Note: Using Spark with Scala.
+--------------------+--------------------+----------+
| id| family_id| child_id|
+--------------------+--------------------+----------+
|fe60c680-eb59-11e...|fe60c680-eb59-11e...| 4|
|8d9680a0-ec14-11e...|8d9680a0-ec14-11e...| 9|
|ff81457a-e9cf-11e...|ff81457a-e9cf-11e...| 5|
|4261cca0-f0e9-11e...|4261cca0-f0e9-11e...| 10|
|98c7dc00-f0e5-11e...|98c7dc00-f0e5-11e...| 8|
|dca16200-e462-11e...|dca16200-e462-11e...|8589934595|
|78be8950-ecca-11e...|ff81457a-e9cf-11e...| 1|
|4cc19690-e819-11e...|ff81457a-e9cf-11e...| 3|
|dca16200-e462-11e...|ff81457a-e9cf-11e...|8589934596|
|72dd0250-eff4-11e...|78be8950-ecca-11e...| 2|
|84ed0df0-e81a-11e...|78be8950-ecca-11e...| 6|
|78be8951-ecca-11e...|78be8950-ecca-11e...| 7|
|d1515310-e9ad-11e...|78be8951-ecca-11e...|8589934593|
|d1515310-e9ad-11e...|72dd0250-eff4-11e...|8589934594|
+--------------------+--------------------+----------+
'72dd0250-eff4-11e5-9ce9-5e5517507c66','dca16200-e462-11e5-90ec-c1cf090b354c','78be8951-ecca-11e5-a5f5-c1cf090b354c','4261cca0-f0e9-11e5-bbba-c1cf090b354c','98c7dc00-f0e5-11e5-bc76-c1cf090b354c','fe60c680-eb59-11e5-9582-c1cf090b354c','ff81457a-e9cf-11e5-9ce9-5e5517507c66','8d9680a0-ec14-11e5-a94f-c1cf090b354c','78be8950-ecca-11e5-a5f5-c1cf090b354c',
+--------------------+--------------------+-----------+
| id| family_id| child_id|
+--------------------+--------------------+-----------+
|fe60c680-eb59-11e...|fe60c680-eb59-11e...| 1|
|ff81457a-e9cf-11e...|ff81457a-e9cf-11e...| 2|
|98c7dc00-f0e5-11e...|98c7dc00-f0e5-11e...| 3|
|8d9680a0-ec14-11e...|8d9680a0-ec14-11e...| 4|
|4261cca0-f0e9-11e...|4261cca0-f0e9-11e...| 5|
|dca16200-e462-11e...|dca16200-e462-11e...| 6|
|78be8950-ecca-11e...|ff81457a-e9cf-11e...| 8589934593|
|dca16200-e462-11e...|ff81457a-e9cf-11e...| 8589934594|
|72dd0250-eff4-11e...|78be8950-ecca-11e...|17179869185|
|78be8951-ecca-11e...|78be8950-ecca-11e...|17179869186|
+--------------------+--------------------+-----------+
I know that it doesn't produce consecutive values, those values are dependents on partitions. Unexpected values means (see 2nd dataframe) those child_ids are meant to belong from the previous dataframe where family_id = id and to match multiple ids i am using IN. Unexpected values here means the child_id column have no values from the above dataframe instead it is creating new child_id column with monoliticallyIncresingIds().

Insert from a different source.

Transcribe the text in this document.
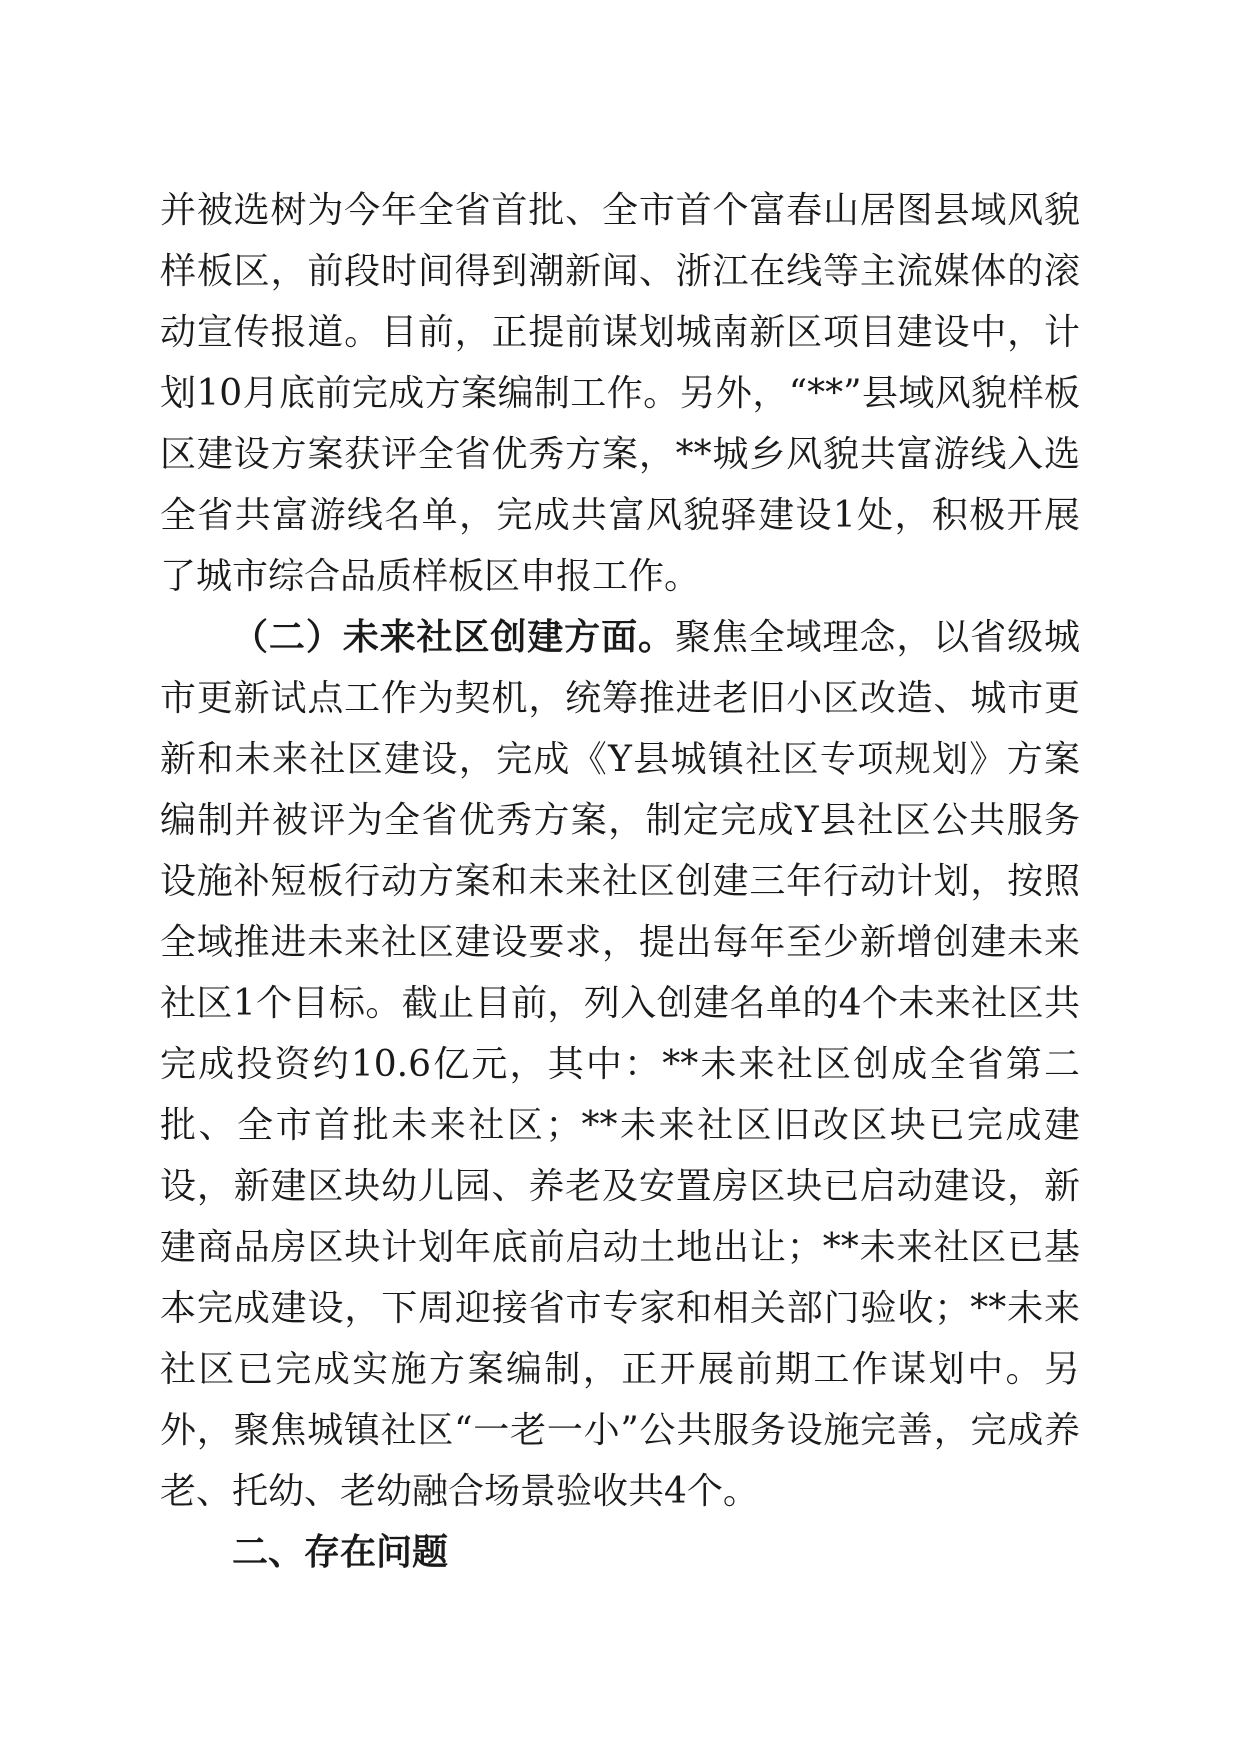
并被选树为今年全省首批、全市首个富春山居图县域风貌样板区，前段时间得到潮新闻、浙江在线等主流媒体的滚动宣传报道。目前，正提前谋划城南新区项目建设中，计划10月底前完成方案编制工作。另外，“**”县域风貌样板区建设方案获评全省优秀方案，**城乡风貌共富游线入选全省共富游线名单，完成共富风貌驿建设1处，积极开展了城市综合品质样板区申报工作。

（二）未来社区创建方面。聚焦全域理念，以省级城市更新试点工作为契机，统筹推进老旧小区改造、城市更新和未来社区建设，完成《Y县城镇社区专项规划》方案编制并被评为全省优秀方案，制定完成Y县社区公共服务设施补短板行动方案和未来社区创建三年行动计划，按照全域推进未来社区建设要求，提出每年至少新增创建未来社区1个目标。截止目前，列入创建名单的4个未来社区共完成投资约10.6亿元，其中：**未来社区创成全省第二批、全市首批未来社区；**未来社区旧改区块已完成建设，新建区块幼儿园、养老及安置房区块已启动建设，新建商品房区块计划年底前启动土地出让；**未来社区已基本完成建设，下周迎接省市专家和相关部门验收；**未来社区已完成实施方案编制，正开展前期工作谋划中。另外，聚焦城镇社区“一老一小”公共服务设施完善，完成养老、托幼、老幼融合场景验收共4个。

二、存在问题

See the last 2 values in 2nd dataframe doesn't belong to the above dataframe. So where does it coming from. I am not applying monoliticallyIncresingIds() again on dataframe. So, why it looks like that column (child_id) having the values like monoliticallyIncresingIds() is applied again.
However, The problem is not with spark DataFrame . When we are using monoliticallyIncresingId() with DataFrame, it will create new id for each time on DataFrame.show().
if we need to generate id once and needs to refer same id at other place in code then we may need to DataFrame.cache().
In your case, you need to cache DataFrame after Step1 so it will not create duplicate child_id every time on show().